For instance, economists look to the collective wisdom of markets for insights into whether growth is accelerating or slowing, or whether inflation is temporary or more pervasive.
Yet today market signals are puzzling. The wisdom of the crowds who trade stocks, bonds and commodities seems to be muddled.
For example, softening global equity markets could be suggesting growing concerns about economic activity. That view is supported by another tool developed by economists, namely growth surprise indices, which measure how an array of incoming economic datapoints are behaving relative to consensus forecasts. Those surprise indices have been falling over the past two months and have recently moved even deeper into negative territory.
But if growth is slowing, someone forgot to tell bond and commodity investors. Over the past six weeks, bond yields have edged higher, not what you’d expect if growth worries were mounting. Indeed, since early August real (inflation-adjusted) yields have risen nearly 20 basis points. Also, growth-sensitive oil and copper prices have climbed over the past month. None of those dynamics should take place if growth is flagging.
Some observers counter that fixed income and commodity investors are instead fretting about higher inflation, bidding up bond yields and commodity prices as hedges against high inflation. But that argument doesn’t square with other market data. For instance, five-year expected inflation rates, derived from Treasury Inflation Protected Securities (TIPS), have hardly budged over the past six weeks. The very bond investors who ought to be most worried about inflation are seemingly the least concerned, with their feet firmly planted in the ‘inflation-is-transitory’ camp.

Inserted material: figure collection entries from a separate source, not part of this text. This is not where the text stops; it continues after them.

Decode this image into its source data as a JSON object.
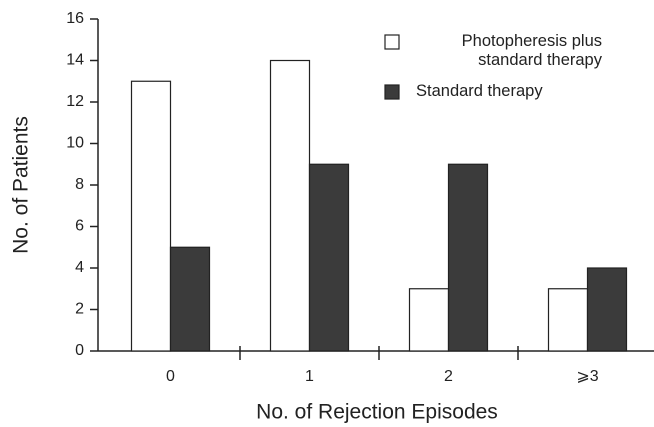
{
  "chart_data": {
    "type": "bar",
    "xlabel": "No. of Rejection Episodes",
    "ylabel": "No. of Patients",
    "categories": [
      "0",
      "1",
      "2",
      "⩾3"
    ],
    "series": [
      {
        "name": "Photopheresis plus standard therapy",
        "color": "#ffffff",
        "values": [
          13,
          14,
          3,
          3
        ]
      },
      {
        "name": "Standard therapy",
        "color": "#3b3b3b",
        "values": [
          5,
          9,
          9,
          4
        ]
      }
    ],
    "ylim": [
      0,
      16
    ],
    "yticks": [
      0,
      2,
      4,
      6,
      8,
      10,
      12,
      14,
      16
    ],
    "legend": "upper right"
  }
}
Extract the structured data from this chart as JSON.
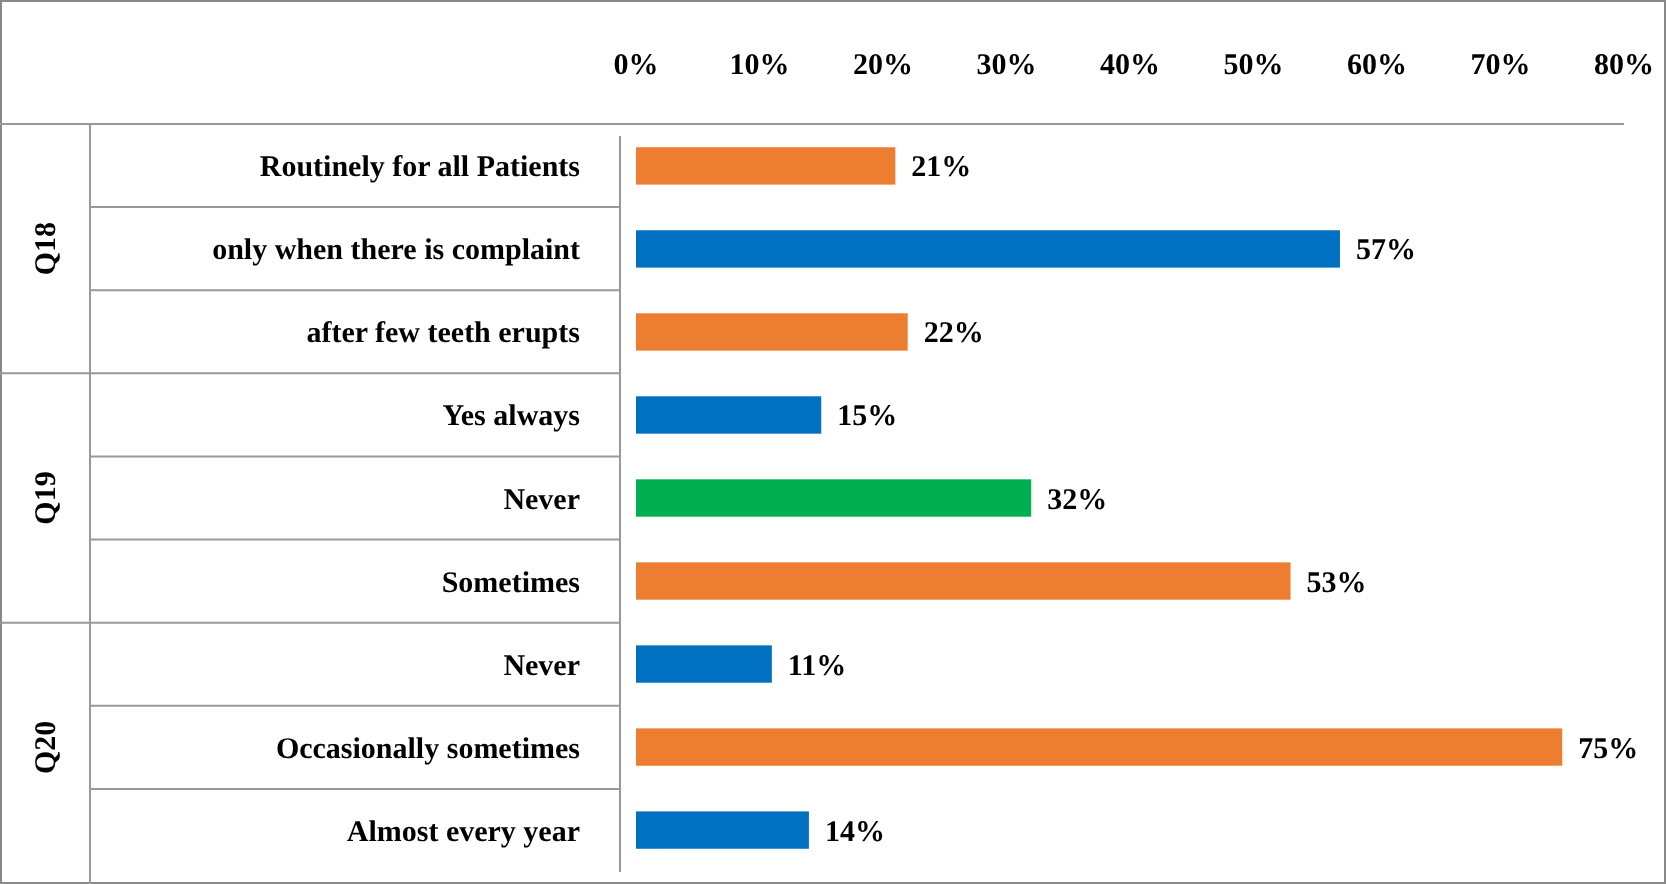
{
  "chart_data": {
    "type": "bar",
    "orientation": "horizontal",
    "categories": [
      "Routinely for all Patients",
      "only when there is complaint",
      "after few teeth erupts",
      "Yes always",
      "Never",
      "Sometimes",
      "Never",
      "Occasionally sometimes",
      "Almost every year"
    ],
    "values": [
      21,
      57,
      22,
      15,
      32,
      53,
      11,
      75,
      14
    ],
    "colors": [
      "#ed7d31",
      "#0070c0",
      "#ed7d31",
      "#0070c0",
      "#00b050",
      "#ed7d31",
      "#0070c0",
      "#ed7d31",
      "#0070c0"
    ],
    "value_labels": [
      "21%",
      "57%",
      "22%",
      "15%",
      "32%",
      "53%",
      "11%",
      "75%",
      "14%"
    ],
    "xlim": [
      0,
      80
    ],
    "xticks": [
      {
        "value": 0,
        "label": "0%"
      },
      {
        "value": 10,
        "label": "10%"
      },
      {
        "value": 20,
        "label": "20%"
      },
      {
        "value": 30,
        "label": "30%"
      },
      {
        "value": 40,
        "label": "40%"
      },
      {
        "value": 50,
        "label": "50%"
      },
      {
        "value": 60,
        "label": "60%"
      },
      {
        "value": 70,
        "label": "70%"
      },
      {
        "value": 80,
        "label": "80%"
      }
    ],
    "annotations": [
      "Q18",
      "Q19",
      "Q20"
    ],
    "grid": false
  }
}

Which brings us to an important point. Occasionally, market prices transmit more noise than substance. Today, could be one of those times. As autumn approaches, professional investors may be subtly changing portfolios to lock in 2021 profits or to protect against potential losses. Price signals under these circumstances are not terribly useful for economists.
In any event, economists have many other tools at their disposal. Alongside surprise indices, aggregations of high frequency data, such as the Federal Reserve Bank of Atlanta’s GDP Now tool, can provide insights into how the economy is faring. For instance, in the second half of August the Atlanta Fed’s GDP Now forecast for current quarter US growth plunged from over 6% (annualized) to 3.7%.
Yet in recent weeks, US and global economic conditions appear to have stabilized, providing mixed, rather than uniform, messages.
For example, high frequency measures of US labor market performance, such as jobless claims or vacancies, point toward continued healthy gains in US employment and household income. Yet better jobs data has been offset by weakness in small business sentiment, as well as in Chinese consumer spending (retail sales). Meanwhile, US and European purchasing manager indices have stabilized in recent months at elevated levels, suggesting a positive outlook for manufacturing. That’s not terribly surprising, given widespread evidence of bottlenecks, unfilled orders and supply shortages requiring sturdy production to address shortfalls.
Taking it all together, what can economists say today about the global outlook for growth and inflation?
The most comforting message, perhaps, is not to worry. Global growth may be slowing, as Covid-stimulus measures and re-opening bounces fade. But household income is set to rise smartly, underpinned by jobs growth and rising wage. Supply shortages will similarly support rising industrial production and commercial activity in the months to come. Global growth may have downshifted, but it is unlikely to come to a standstill, much less go into reverse.
The second broad takeaway is that economists should be more confident about steady growth than the path for inflation. Even as some ‘transitory’ price increases peak or reverse – e.g. used car prices or airfares – overall inflation is proving to be more resilient than previously thought. Also, inflation is turning out to be more widespread, with more goods and services reporting higher prices. Wage gains are also more persistent.
Finally, despite rising prices and wages, inflation expectations remain near long-term averages and consistent with policymakers’ objectives. That’s critically important, as it permits central bankers to keep highly accommodative policies in place for longer, which in turn underpins household, business, and investor confidence.
In sum, the tools economists use to judge the state of the economy are imperfect. Signals can be confusing, as is the case today. But through it all, there are good reasons to believe that the world economy continues to heal from the pandemic recession. Unusual disruptions to labor markets, supply chains and production have slowed growth and boosted inflation, but those factors appear unlikely to derail the recovery.